14
Aug
2021
Black Widow

Black Widow

Whilst seamlessly posing as a 1990s American family, David Harbour and Rachel Weiss are parents to Scarlett Johansson‘s Natasha and Florence Pugh’s Yelena. However, when their cover is blown, they flee to Cuba where the girls are split up to be trained as assassins in Russia’s ominous “Red Room”, as controlled by Ray Winstone‘s General Dreykov

Years later and with several opening chapters of the Avengers storyline having elapsed, Natasha is now a wanted fugitive. However, Yelena knows where she can be found and she has a compelling purpose for doing so. In previously tracking down a rogue Black Widow from the Red Room, Yelena has discovered out that Dreykov is controlling their minds with a chemical agent to which she has the antidote. 

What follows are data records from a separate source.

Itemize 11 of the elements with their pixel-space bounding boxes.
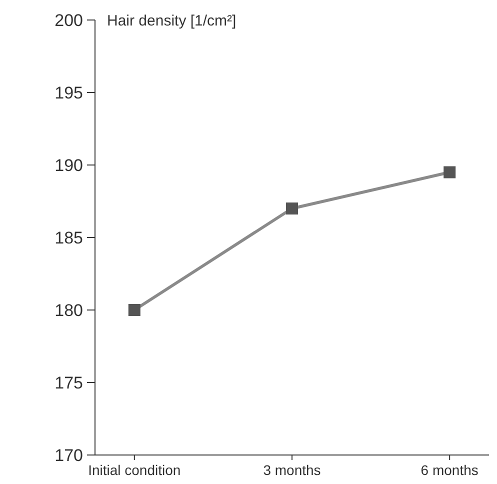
x-tick-label: Initial condition (88, 462, 181, 478)
x-tick-label: 6 months (420, 462, 478, 478)
x-tick-label: 3 months (263, 462, 321, 478)
y-tick-label: 175 (54, 373, 83, 392)
y-tick-label: 185 (54, 228, 83, 248)
y-tick-label: 190 (54, 156, 83, 175)
y-axis-title: Hair density [1/cm²] (107, 12, 236, 30)
y-tick-label: 200 (54, 10, 83, 30)
y-tick-label: 195 (54, 83, 83, 102)
y-tick-label: 180 (54, 300, 83, 320)
y-tick-label: 170 (54, 446, 83, 465)
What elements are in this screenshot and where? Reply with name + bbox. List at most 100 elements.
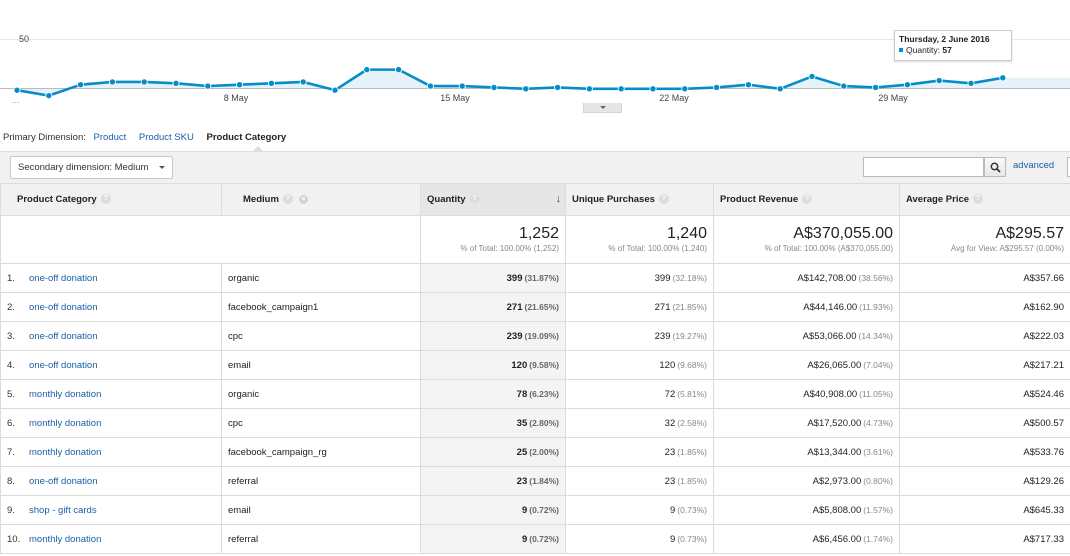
product-category-link[interactable]: monthly donation bbox=[29, 417, 102, 429]
column-header-unique-purchases[interactable]: Unique Purchases? bbox=[565, 183, 714, 216]
quantity-value: 239 bbox=[506, 330, 523, 342]
product-category-link[interactable]: one-off donation bbox=[29, 330, 98, 342]
product-category-link[interactable]: one-off donation bbox=[29, 359, 98, 371]
product-category-link[interactable]: monthly donation bbox=[29, 446, 102, 458]
data-point bbox=[204, 82, 212, 90]
cell-average-price: A$717.33 bbox=[899, 524, 1070, 554]
quantity-value: 23 bbox=[516, 475, 528, 487]
quantity-value: 120 bbox=[511, 359, 528, 371]
quantity-value: 78 bbox=[516, 388, 528, 400]
cell-quantity: 23 (1.84%) bbox=[420, 466, 566, 496]
cell-medium: organic bbox=[221, 379, 421, 409]
quantity-value: 271 bbox=[506, 301, 523, 313]
column-header-label: Product Category bbox=[17, 194, 97, 205]
column-header-product-revenue[interactable]: Product Revenue? bbox=[713, 183, 900, 216]
cell-average-price: A$222.03 bbox=[899, 321, 1070, 351]
data-point bbox=[140, 78, 148, 86]
revenue-percent: (1.57%) bbox=[863, 504, 893, 515]
help-icon[interactable]: ? bbox=[658, 194, 669, 205]
series-line-quantity bbox=[16, 68, 1004, 97]
product-category-link[interactable]: shop - gift cards bbox=[29, 504, 97, 516]
tooltip-label: Quantity: bbox=[906, 45, 941, 55]
primary-dimension-product[interactable]: Product bbox=[93, 132, 127, 143]
tooltip-value: 57 bbox=[942, 45, 952, 55]
product-category-link[interactable]: one-off donation bbox=[29, 301, 98, 313]
data-point bbox=[458, 82, 466, 90]
quantity-value: 9 bbox=[521, 533, 528, 545]
help-icon[interactable]: ? bbox=[802, 194, 813, 205]
cell-average-price: A$524.46 bbox=[899, 379, 1070, 409]
quantity-percent: (0.72%) bbox=[529, 504, 559, 515]
cell-average-price: A$645.33 bbox=[899, 495, 1070, 525]
help-icon[interactable]: ? bbox=[100, 194, 111, 205]
quantity-percent: (31.87%) bbox=[524, 272, 560, 283]
cell-product-category: 6. monthly donation bbox=[0, 408, 222, 438]
help-icon[interactable]: ? bbox=[282, 194, 293, 205]
cell-product-revenue: A$142,708.00 (38.56%) bbox=[713, 263, 900, 293]
table-row: 10. monthly donation referral 9 (0.72%) 9 (0.7… bbox=[0, 524, 1070, 554]
tooltip-date: Thursday, 2 June 2016 bbox=[899, 34, 990, 44]
column-header-average-price[interactable]: Average Price? bbox=[899, 183, 1070, 216]
row-index: 8. bbox=[7, 475, 15, 487]
quantity-percent: (0.72%) bbox=[529, 533, 559, 544]
data-point bbox=[903, 81, 911, 89]
cell-product-category: 8. one-off donation bbox=[0, 466, 222, 496]
chart-tooltip: Thursday, 2 June 2016 Quantity: 57 bbox=[894, 30, 1012, 61]
revenue-percent: (1.74%) bbox=[863, 533, 893, 544]
primary-dimension-label: Primary Dimension: bbox=[3, 132, 86, 143]
chevron-down-icon bbox=[600, 106, 606, 109]
data-point bbox=[744, 81, 752, 89]
data-point bbox=[808, 72, 816, 80]
row-index: 3. bbox=[7, 330, 15, 342]
unique-purchases-percent: (0.73%) bbox=[677, 504, 707, 515]
data-point bbox=[840, 82, 848, 90]
product-category-link[interactable]: monthly donation bbox=[29, 533, 102, 545]
chart-collapse-handle[interactable] bbox=[583, 103, 622, 113]
cell-average-price: A$500.57 bbox=[899, 408, 1070, 438]
revenue-percent: (38.56%) bbox=[858, 272, 894, 283]
chevron-down-icon bbox=[159, 166, 166, 169]
revenue-value: A$26,065.00 bbox=[807, 359, 862, 371]
y-axis-tick: 50 bbox=[19, 34, 30, 44]
unique-purchases-value: 72 bbox=[664, 388, 676, 400]
totals-spacer bbox=[0, 215, 421, 264]
column-header-product-category[interactable]: Product Category? bbox=[0, 183, 222, 216]
primary-dimension-bar: Primary Dimension: Product Product SKU P… bbox=[3, 132, 286, 143]
cell-average-price: A$162.90 bbox=[899, 292, 1070, 322]
table-search-input[interactable] bbox=[863, 157, 984, 177]
cell-quantity: 120 (9.58%) bbox=[420, 350, 566, 380]
column-header-label: Medium bbox=[243, 194, 279, 205]
cell-product-category: 7. monthly donation bbox=[0, 437, 222, 467]
view-toggle-edge[interactable] bbox=[1067, 157, 1070, 177]
product-category-link[interactable]: one-off donation bbox=[29, 272, 98, 284]
cell-medium: organic bbox=[221, 263, 421, 293]
unique-purchases-value: 120 bbox=[659, 359, 676, 371]
help-icon[interactable]: ? bbox=[469, 194, 480, 205]
cell-product-category: 10. monthly donation bbox=[0, 524, 222, 554]
row-index: 5. bbox=[7, 388, 15, 400]
column-header-label: Quantity bbox=[427, 194, 466, 205]
primary-dimension-product-sku[interactable]: Product SKU bbox=[138, 132, 194, 143]
row-index: 9. bbox=[7, 504, 15, 516]
cell-average-price: A$357.66 bbox=[899, 263, 1070, 293]
total-subtext: % of Total: 100.00% (A$370,055.00) bbox=[764, 244, 893, 253]
cell-quantity: 9 (0.72%) bbox=[420, 495, 566, 525]
column-header-quantity[interactable]: Quantity? ↓ bbox=[420, 183, 566, 216]
cell-product-revenue: A$53,066.00 (14.34%) bbox=[713, 321, 900, 351]
product-category-link[interactable]: monthly donation bbox=[29, 388, 102, 400]
revenue-percent: (0.80%) bbox=[863, 475, 893, 486]
column-header-medium[interactable]: Medium? × bbox=[221, 183, 421, 216]
data-point bbox=[681, 85, 689, 93]
product-category-link[interactable]: one-off donation bbox=[29, 475, 98, 487]
unique-purchases-value: 271 bbox=[654, 301, 671, 313]
data-point bbox=[299, 78, 307, 86]
advanced-filter-link[interactable]: advanced bbox=[1013, 160, 1055, 171]
search-button[interactable] bbox=[984, 157, 1006, 177]
remove-dimension-icon[interactable]: × bbox=[298, 194, 308, 204]
revenue-value: A$5,808.00 bbox=[812, 504, 862, 516]
help-icon[interactable]: ? bbox=[973, 194, 984, 205]
unique-purchases-value: 9 bbox=[669, 533, 676, 545]
data-point bbox=[77, 81, 85, 89]
secondary-dimension-dropdown[interactable]: Secondary dimension: Medium bbox=[10, 156, 174, 179]
unique-purchases-value: 23 bbox=[664, 475, 676, 487]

So, can the sisters free the minds of their fellow assassins without getting killed themselves?

Black Widow is a film that gives you everything you expect and nothing that you don’t

Razika

When Scarlett Johansson‘s Natasha Romanoff disappeared at the end of The Avengers movies, a big-budget movie exploring the origins of this fan favourite has long been on the cards – and now it is here in Black Widow. Boasting a decent cast and the usual high-octane set piece that you would expect from a Marvel movie, Black Widow is no poor cousin to what’s gone before – but then again nor is it particularly fresh. 

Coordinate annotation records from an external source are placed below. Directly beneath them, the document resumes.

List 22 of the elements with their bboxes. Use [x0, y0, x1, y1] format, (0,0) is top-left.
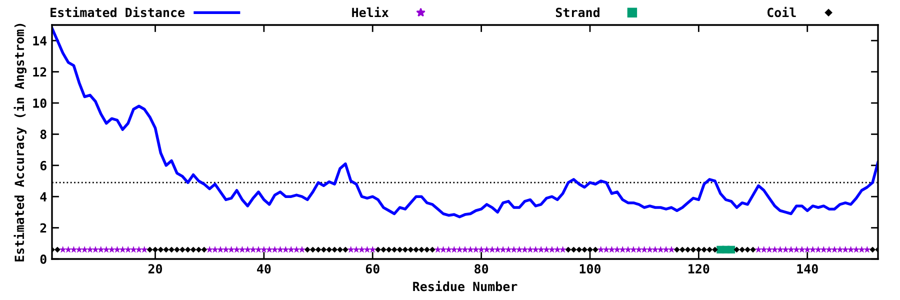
x-tick-label: 140 [797, 264, 818, 274]
x-tick-label: 40 [257, 264, 271, 274]
y-tick-label: 14 [33, 36, 47, 46]
y-tick-label: 6 [40, 160, 46, 170]
x-tick-label: 80 [474, 264, 488, 274]
x-tick-label: 20 [148, 264, 162, 274]
legend-label: Strand [556, 8, 600, 18]
y-tick-label: 2 [40, 223, 46, 233]
legend-label: Coil [767, 6, 796, 18]
x-axis-title: Residue Number [413, 280, 518, 292]
y-tick-label: 12 [33, 67, 46, 77]
x-tick-label: 100 [580, 264, 601, 274]
legend-label: Helix [352, 6, 389, 18]
y-tick-label: 0 [40, 254, 46, 264]
y-tick-label: 4 [40, 192, 47, 202]
y-tick-label: 8 [40, 130, 46, 140]
y-axis-title: Estimated Accuracy (in Angstrom) [14, 24, 27, 262]
legend-label: Estimated Distance [50, 6, 185, 18]
x-tick-label: 60 [366, 264, 380, 274]
x-tick-label: 120 [688, 264, 710, 274]
line-series [52, 26, 878, 218]
y-tick-label: 10 [33, 98, 46, 108]
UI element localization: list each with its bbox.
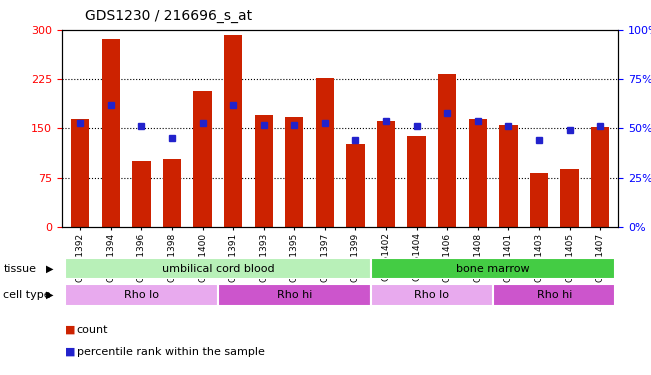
Bar (377, 121, 395, 227)
Bar (193, 91, 212, 227)
Bar (255, 116, 273, 227)
Text: ■: ■ (65, 347, 76, 357)
Text: percentile rank within the sample: percentile rank within the sample (77, 347, 265, 357)
Bar (493, 284, 615, 306)
Bar (285, 117, 303, 227)
Bar (438, 74, 456, 227)
Bar (218, 284, 370, 306)
Bar (346, 144, 365, 227)
Bar (370, 258, 615, 279)
Text: ■: ■ (65, 325, 76, 335)
Text: umbilical cord blood: umbilical cord blood (161, 264, 274, 274)
Bar (316, 78, 334, 227)
Text: GDS1230 / 216696_s_at: GDS1230 / 216696_s_at (85, 9, 252, 23)
Text: ▶: ▶ (46, 290, 53, 300)
Text: Rho lo: Rho lo (124, 290, 159, 300)
Text: Rho hi: Rho hi (536, 290, 572, 300)
Bar (561, 169, 579, 227)
Bar (65, 258, 370, 279)
Bar (370, 284, 493, 306)
Text: count: count (77, 325, 108, 335)
Bar (102, 39, 120, 227)
Text: bone marrow: bone marrow (456, 264, 530, 274)
Text: ▶: ▶ (46, 264, 53, 274)
Bar (71, 118, 89, 227)
Bar (469, 118, 487, 227)
Bar (65, 284, 218, 306)
Bar (224, 35, 242, 227)
Bar (499, 125, 518, 227)
Bar (530, 173, 548, 227)
Text: tissue: tissue (3, 264, 36, 274)
Bar (163, 159, 181, 227)
Bar (408, 136, 426, 227)
Text: Rho hi: Rho hi (277, 290, 312, 300)
Text: Rho lo: Rho lo (415, 290, 449, 300)
Bar (132, 161, 150, 227)
Text: cell type: cell type (3, 290, 51, 300)
Bar (591, 127, 609, 227)
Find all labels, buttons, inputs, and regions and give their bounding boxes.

Looking back at  Scarlett Johansson‘s character in the previous Marvel movies, hers was always the matter-of-fact voice that kept things grounded with a tactile display of martial arts skills over superpowers. Yet in folded into a story of a disparate family of assassins who must re-unite for a greater good, that critical, drop-dead voice is gone. Instead, Marvel newcomer Florence Pugh as Yelena takes that role – and in doing so – she runs away with it. In fact, if we cut to the chase here there is a very real danger that both her indifferent yet hurt sister and David Harbour’s comically boorish wannabe father steal the show. Drunk on his supposed fame as Russia’s equivalent to Captain America, David Harbour is the movie’s vitally necessary comic relief and Florence Pugh outshines  Scarlett Johansson in the accent and attitude stakes – and that’s maybe the plan. Looking at trade interviews there seems to have been a definite intention for that to be the case but in doing so, it’s in detriment to Scarlett Johansson‘s character and performance. Shawn of any real life or death sacrifices to consider, Black Widow is a movie that slowly crawls up into a James Bond-like ball in its third act.

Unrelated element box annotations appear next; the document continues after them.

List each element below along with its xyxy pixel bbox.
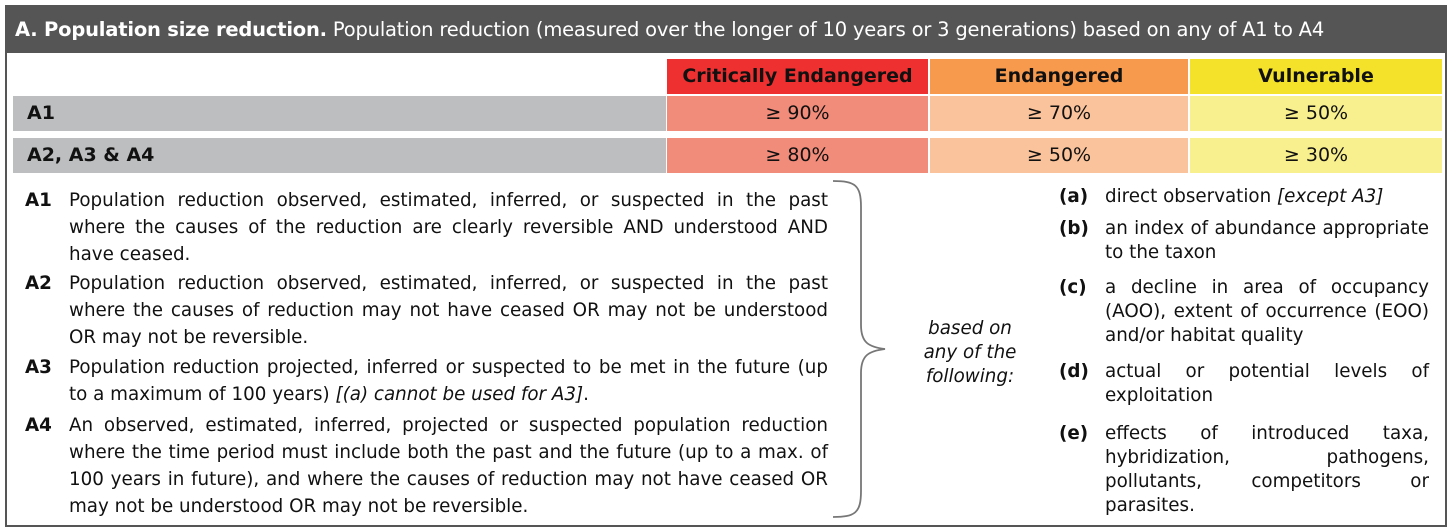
row-label-a2-a4: A2, A3 & A4	[13, 138, 666, 173]
based-on-line: any of the	[923, 342, 1017, 363]
definition-note: [(a) cannot be used for A3]	[335, 384, 584, 405]
factor-code: (d)	[1059, 361, 1089, 382]
definition-a3: A3 Population reduction projected, infer…	[25, 354, 828, 408]
definition-text: Population reduction projected, inferred…	[69, 357, 828, 405]
panel-title-text: Population reduction (measured over the …	[326, 18, 1325, 41]
definition-a2: A2 Population reduction observed, estima…	[25, 270, 828, 351]
factor-text: effects of introduced taxa, hybridizatio…	[1105, 423, 1429, 516]
panel-title: A. Population size reduction. Population…	[7, 7, 1445, 53]
factor-code: (a)	[1059, 186, 1089, 207]
factor-c: (c) a decline in area of occupancy (AOO)…	[1059, 276, 1429, 348]
threshold-a1-en: ≥ 70%	[930, 96, 1188, 131]
factor-b: (b) an index of abundance appropriate to…	[1059, 217, 1429, 265]
panel-title-bold: A. Population size reduction.	[15, 18, 327, 41]
factor-text: a decline in area of occupancy (AOO), ex…	[1105, 277, 1429, 346]
factor-code: (e)	[1059, 423, 1089, 444]
header-critically-endangered: Critically Endangered	[667, 59, 928, 94]
threshold-a1-cr: ≥ 90%	[667, 96, 928, 131]
definition-a1: A1 Population reduction observed, estima…	[25, 187, 828, 268]
threshold-a2-vu: ≥ 30%	[1190, 138, 1442, 173]
threshold-a2-cr: ≥ 80%	[667, 138, 928, 173]
based-on-line: following:	[925, 366, 1015, 387]
factor-text: an index of abundance appropriate to the…	[1105, 218, 1429, 263]
factor-e: (e) effects of introduced taxa, hybridiz…	[1059, 422, 1429, 518]
right-curly-brace-icon	[832, 180, 886, 518]
definition-a4: A4 An observed, estimated, inferred, pro…	[25, 412, 828, 520]
factor-text-wrap: direct observation [except A3]	[1105, 185, 1429, 209]
based-on-line: based on	[928, 318, 1012, 339]
definition-code: A3	[25, 357, 52, 378]
header-endangered: Endangered	[930, 59, 1188, 94]
definition-text: Population reduction observed, estimated…	[69, 273, 828, 348]
factor-text: direct observation	[1105, 186, 1278, 207]
factor-note: [except A3]	[1277, 186, 1384, 207]
criterion-a-panel: A. Population size reduction. Population…	[5, 5, 1447, 527]
factor-a: (a) direct observation [except A3]	[1059, 185, 1429, 209]
factor-code: (b)	[1059, 218, 1089, 239]
factor-d: (d) actual or potential levels of exploi…	[1059, 360, 1429, 408]
definition-text-wrap: Population reduction projected, inferred…	[69, 354, 828, 408]
definition-text: An observed, estimated, inferred, projec…	[69, 415, 828, 517]
factor-code: (c)	[1059, 277, 1087, 298]
definition-code: A1	[25, 190, 52, 211]
header-vulnerable: Vulnerable	[1190, 59, 1442, 94]
definition-text: Population reduction observed, estimated…	[69, 190, 828, 265]
threshold-a2-en: ≥ 50%	[930, 138, 1188, 173]
definition-code: A4	[25, 415, 52, 436]
threshold-a1-vu: ≥ 50%	[1190, 96, 1442, 131]
based-on-label: based on any of the following:	[905, 317, 1035, 389]
factor-text: actual or potential levels of exploitati…	[1105, 361, 1429, 406]
row-label-a1: A1	[13, 96, 666, 131]
definition-text-end: .	[583, 384, 589, 405]
definition-code: A2	[25, 273, 52, 294]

With Ray Winstone doing a more than decent job at a Russian general who was outgrown his rank, you can’t help feeling his character has been heavily borrowed somewhere from between the pages of the Red Sparrow script or one of Ian Fleming’s novels. Rachel Weisz works well with the outline of Melina that’s she’s given to fill in and the film works at its best when their dysfunctional family of convenience squabbles like a real one. However, when the film really starts to lens hard on the receding figure of Scarlett Johansson‘s posterior or folks walking against explosions that the formula starts to break down into its clear constituent ingredients. 

Black Widow gives you everything you expect and nothing else – and if you want something that ticks those boxes then it will explode on cue. However, if you’re looking for a swansong that delves a bit deeper into Black Widow’s rationale and back story or betrayal and abuse – then this isn’t it. That would be Red Sparrow with Jennifer Lawrence.